Inconsistencies in Defense Minister Tomomi Inada's remarks on U.N. peacekeeping operations in South Sudan have raised questions as to whether she properly controls the ministry.

Four opposition parties, including the Democratic Party (DP), have agreed to demand Inada step down from her post.

The Defense Ministry has released daily reports compiled by the Ground Self-Defense Force (GSDF) unit participating in the mission, which vividly describes an armed conflict that broke out in South Sudan in July last year. "Fierce combat using tanks and artillery has been confirmed," one of the reports partly reads.

With regard to the fact that the word "combat" frequently appears in these daily reports, opposition parties have grilled the defense minister over whether the GSDF unit's activities in South Sudan could constitute a violation of war-renouncing Article 9 of the Constitution and the five principles of Japan's participation in peacekeeping operations. There are growing calls urging the government to pull GSDF personnel out of South Sudan.

Diet debate on the issue focuses on the wording in the daily reports and the interpretation of the situation in South Sudan. Priority should be placed on accurately grasping the local situation, deepening discussions on the GSDF's activities there and preparing to withdraw GSDF personnel should they become unable to conduct meaningful activities.

The government explained the term "combat" was used in the daily reports as a general term. Noting that there is no country or a similar entity that could be a warring party in South Sudan, the government claims that what can be legally interpreted as an "act of combat" has not occurred in the area.
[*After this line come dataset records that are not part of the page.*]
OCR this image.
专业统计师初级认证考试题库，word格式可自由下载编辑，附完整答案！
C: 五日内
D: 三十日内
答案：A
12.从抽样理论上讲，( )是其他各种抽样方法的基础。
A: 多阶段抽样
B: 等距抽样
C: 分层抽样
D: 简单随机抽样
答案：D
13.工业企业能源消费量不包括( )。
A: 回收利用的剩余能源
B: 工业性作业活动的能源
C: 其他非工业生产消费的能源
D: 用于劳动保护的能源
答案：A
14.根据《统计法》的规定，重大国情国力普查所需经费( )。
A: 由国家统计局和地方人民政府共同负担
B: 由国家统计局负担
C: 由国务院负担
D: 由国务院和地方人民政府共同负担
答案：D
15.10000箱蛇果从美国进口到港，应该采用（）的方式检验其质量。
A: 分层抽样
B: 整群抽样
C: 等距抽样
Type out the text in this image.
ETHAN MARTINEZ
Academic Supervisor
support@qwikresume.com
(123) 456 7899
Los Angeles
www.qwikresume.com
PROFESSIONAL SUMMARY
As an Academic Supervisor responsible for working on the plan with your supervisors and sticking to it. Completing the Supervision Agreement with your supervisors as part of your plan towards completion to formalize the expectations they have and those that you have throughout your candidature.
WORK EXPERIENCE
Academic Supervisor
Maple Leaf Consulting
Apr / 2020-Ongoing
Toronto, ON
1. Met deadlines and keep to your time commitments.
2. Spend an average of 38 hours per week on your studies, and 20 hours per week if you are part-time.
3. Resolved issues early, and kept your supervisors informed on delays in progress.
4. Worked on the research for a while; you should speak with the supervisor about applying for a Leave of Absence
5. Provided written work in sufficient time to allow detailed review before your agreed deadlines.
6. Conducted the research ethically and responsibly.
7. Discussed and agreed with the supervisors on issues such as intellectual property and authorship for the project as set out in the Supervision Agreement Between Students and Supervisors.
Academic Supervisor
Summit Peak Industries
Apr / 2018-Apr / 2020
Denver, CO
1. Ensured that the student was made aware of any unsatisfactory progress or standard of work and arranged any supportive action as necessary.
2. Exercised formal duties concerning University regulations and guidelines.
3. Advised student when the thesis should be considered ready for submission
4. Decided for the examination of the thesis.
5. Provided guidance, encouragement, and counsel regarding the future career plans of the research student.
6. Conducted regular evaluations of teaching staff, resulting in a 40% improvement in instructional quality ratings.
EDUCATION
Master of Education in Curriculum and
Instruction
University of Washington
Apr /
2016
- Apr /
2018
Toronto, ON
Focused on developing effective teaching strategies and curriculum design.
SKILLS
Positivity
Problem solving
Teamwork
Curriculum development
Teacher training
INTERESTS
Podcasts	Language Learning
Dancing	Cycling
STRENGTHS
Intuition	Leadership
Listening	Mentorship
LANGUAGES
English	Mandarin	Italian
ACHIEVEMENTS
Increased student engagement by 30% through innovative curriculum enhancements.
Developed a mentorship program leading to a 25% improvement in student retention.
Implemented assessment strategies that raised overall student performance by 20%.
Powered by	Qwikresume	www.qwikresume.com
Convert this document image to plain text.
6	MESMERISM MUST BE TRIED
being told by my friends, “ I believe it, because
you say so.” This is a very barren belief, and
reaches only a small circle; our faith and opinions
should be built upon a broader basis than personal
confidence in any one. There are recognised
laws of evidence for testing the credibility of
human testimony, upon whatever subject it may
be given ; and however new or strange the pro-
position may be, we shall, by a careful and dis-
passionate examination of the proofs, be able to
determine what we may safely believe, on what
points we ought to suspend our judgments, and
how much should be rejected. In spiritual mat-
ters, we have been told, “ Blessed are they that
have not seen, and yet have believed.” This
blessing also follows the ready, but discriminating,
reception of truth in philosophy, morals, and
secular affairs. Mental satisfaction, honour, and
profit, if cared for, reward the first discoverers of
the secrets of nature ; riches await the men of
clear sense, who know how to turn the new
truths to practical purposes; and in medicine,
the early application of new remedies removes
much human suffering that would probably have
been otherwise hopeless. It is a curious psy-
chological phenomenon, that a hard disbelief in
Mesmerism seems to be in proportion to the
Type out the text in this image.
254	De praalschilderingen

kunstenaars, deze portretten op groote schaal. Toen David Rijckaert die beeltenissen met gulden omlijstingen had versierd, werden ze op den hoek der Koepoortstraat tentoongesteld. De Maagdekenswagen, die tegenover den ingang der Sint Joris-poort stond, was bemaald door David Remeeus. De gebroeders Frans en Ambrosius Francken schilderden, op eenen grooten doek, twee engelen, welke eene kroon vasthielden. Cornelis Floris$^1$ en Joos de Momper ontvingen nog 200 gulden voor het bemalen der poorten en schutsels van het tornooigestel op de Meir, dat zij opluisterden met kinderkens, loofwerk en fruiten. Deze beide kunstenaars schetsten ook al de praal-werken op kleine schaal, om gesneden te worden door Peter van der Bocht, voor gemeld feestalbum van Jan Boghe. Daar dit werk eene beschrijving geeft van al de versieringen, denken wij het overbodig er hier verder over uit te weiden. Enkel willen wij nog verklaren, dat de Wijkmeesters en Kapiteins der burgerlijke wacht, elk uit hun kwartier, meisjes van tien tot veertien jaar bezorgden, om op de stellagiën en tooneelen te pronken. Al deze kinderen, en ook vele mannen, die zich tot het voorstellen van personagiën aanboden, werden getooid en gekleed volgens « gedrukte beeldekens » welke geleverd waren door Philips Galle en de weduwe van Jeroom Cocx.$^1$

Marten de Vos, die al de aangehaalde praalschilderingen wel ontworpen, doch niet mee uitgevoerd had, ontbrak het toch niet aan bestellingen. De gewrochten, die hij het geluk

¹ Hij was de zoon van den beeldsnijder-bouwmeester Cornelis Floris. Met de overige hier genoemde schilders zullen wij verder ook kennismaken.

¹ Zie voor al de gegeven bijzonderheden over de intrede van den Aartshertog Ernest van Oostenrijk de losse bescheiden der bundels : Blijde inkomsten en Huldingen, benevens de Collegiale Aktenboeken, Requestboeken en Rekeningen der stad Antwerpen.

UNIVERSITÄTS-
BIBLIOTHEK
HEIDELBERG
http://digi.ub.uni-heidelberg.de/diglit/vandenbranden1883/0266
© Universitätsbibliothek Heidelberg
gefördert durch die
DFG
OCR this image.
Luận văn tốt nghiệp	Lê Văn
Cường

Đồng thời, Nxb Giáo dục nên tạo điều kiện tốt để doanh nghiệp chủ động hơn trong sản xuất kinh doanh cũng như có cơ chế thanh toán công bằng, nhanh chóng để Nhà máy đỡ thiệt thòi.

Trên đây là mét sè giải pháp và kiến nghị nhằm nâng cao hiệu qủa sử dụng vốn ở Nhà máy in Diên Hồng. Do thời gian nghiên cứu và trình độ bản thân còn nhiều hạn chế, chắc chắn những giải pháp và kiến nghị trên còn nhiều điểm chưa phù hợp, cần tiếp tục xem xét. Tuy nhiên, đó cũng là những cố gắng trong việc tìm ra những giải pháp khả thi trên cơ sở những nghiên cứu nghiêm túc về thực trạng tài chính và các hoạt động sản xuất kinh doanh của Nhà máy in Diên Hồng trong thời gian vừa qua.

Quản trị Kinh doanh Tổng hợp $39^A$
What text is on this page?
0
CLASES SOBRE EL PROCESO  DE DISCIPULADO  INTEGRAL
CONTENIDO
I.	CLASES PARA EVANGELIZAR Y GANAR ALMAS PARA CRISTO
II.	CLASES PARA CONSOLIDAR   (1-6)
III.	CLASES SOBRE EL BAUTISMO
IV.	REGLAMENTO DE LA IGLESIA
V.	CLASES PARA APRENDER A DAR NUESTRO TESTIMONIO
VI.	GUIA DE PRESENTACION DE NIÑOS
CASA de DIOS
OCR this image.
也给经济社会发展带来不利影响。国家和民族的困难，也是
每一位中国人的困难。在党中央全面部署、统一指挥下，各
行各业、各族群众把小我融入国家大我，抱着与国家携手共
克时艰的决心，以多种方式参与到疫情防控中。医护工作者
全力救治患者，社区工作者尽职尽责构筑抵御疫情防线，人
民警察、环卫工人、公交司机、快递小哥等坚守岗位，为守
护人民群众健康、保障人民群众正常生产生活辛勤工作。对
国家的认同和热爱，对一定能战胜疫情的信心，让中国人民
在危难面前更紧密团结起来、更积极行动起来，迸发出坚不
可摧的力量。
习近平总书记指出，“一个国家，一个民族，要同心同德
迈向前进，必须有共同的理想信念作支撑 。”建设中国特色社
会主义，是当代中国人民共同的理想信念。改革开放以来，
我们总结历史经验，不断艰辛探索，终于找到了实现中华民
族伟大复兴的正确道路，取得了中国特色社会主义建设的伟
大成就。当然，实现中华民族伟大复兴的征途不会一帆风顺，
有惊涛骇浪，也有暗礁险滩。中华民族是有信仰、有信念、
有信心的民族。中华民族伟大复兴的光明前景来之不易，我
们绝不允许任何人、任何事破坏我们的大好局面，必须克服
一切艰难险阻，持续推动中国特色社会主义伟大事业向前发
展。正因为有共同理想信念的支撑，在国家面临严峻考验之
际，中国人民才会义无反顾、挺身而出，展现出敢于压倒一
However, Inada's remarks in the Diet could be taken to mean that the word "combat" was changed to "conflict" to keep consistency between the GSDF activities and Article 9 of the Constitution. Inada was frequently at a loss for an answer and Prime Minister Shinzo Abe replied for her. A lack of consistency in the defense minister's Diet remarks has caused serious problems.

Moreover, it is problematic that the government instructed the GSDF to use the word "combat" after fully understanding its meaning. If the government suppresses reports by GSDF personnel engaged in peacekeeping operations in South Sudan for the sake of Diet deliberations, accurate information on the situation of the area, where U.N. peacekeeping operations are underway, cannot be conveyed to the public.

In response to an information disclosure request, the Defense Ministry had initially refused to release the daily reports on the grounds that the documents had been discarded. After ruling Liberal Democratic Party legislators urged the ministry to examine if the documents had actually been discarded, the ministry responded that they found electronic data on the documents and released them.

It is hard to understand why it took ministry officials one month to report the discovery of the electronic data on the reports to the defense minister. Isn't this because of Inada's failure to control the ministry or the lack of a system to swiftly convey important information to the minister?

There are numerous problems involving the way the ministry manages in-house documents. Why did the ministry need to discard the daily reports? Inada denies that the ministry attempted to cover up relevant information.

If primary information is discarded, it could allow the government to release only convenient information to the public, making it difficult to examine relevant information later. The Defense Ministry says it will try to preserve in-house documents for at least six months, but it is not difficult to preserve electronic data over a long period. The ministry should fundamentally review the way it manages its in-house documents.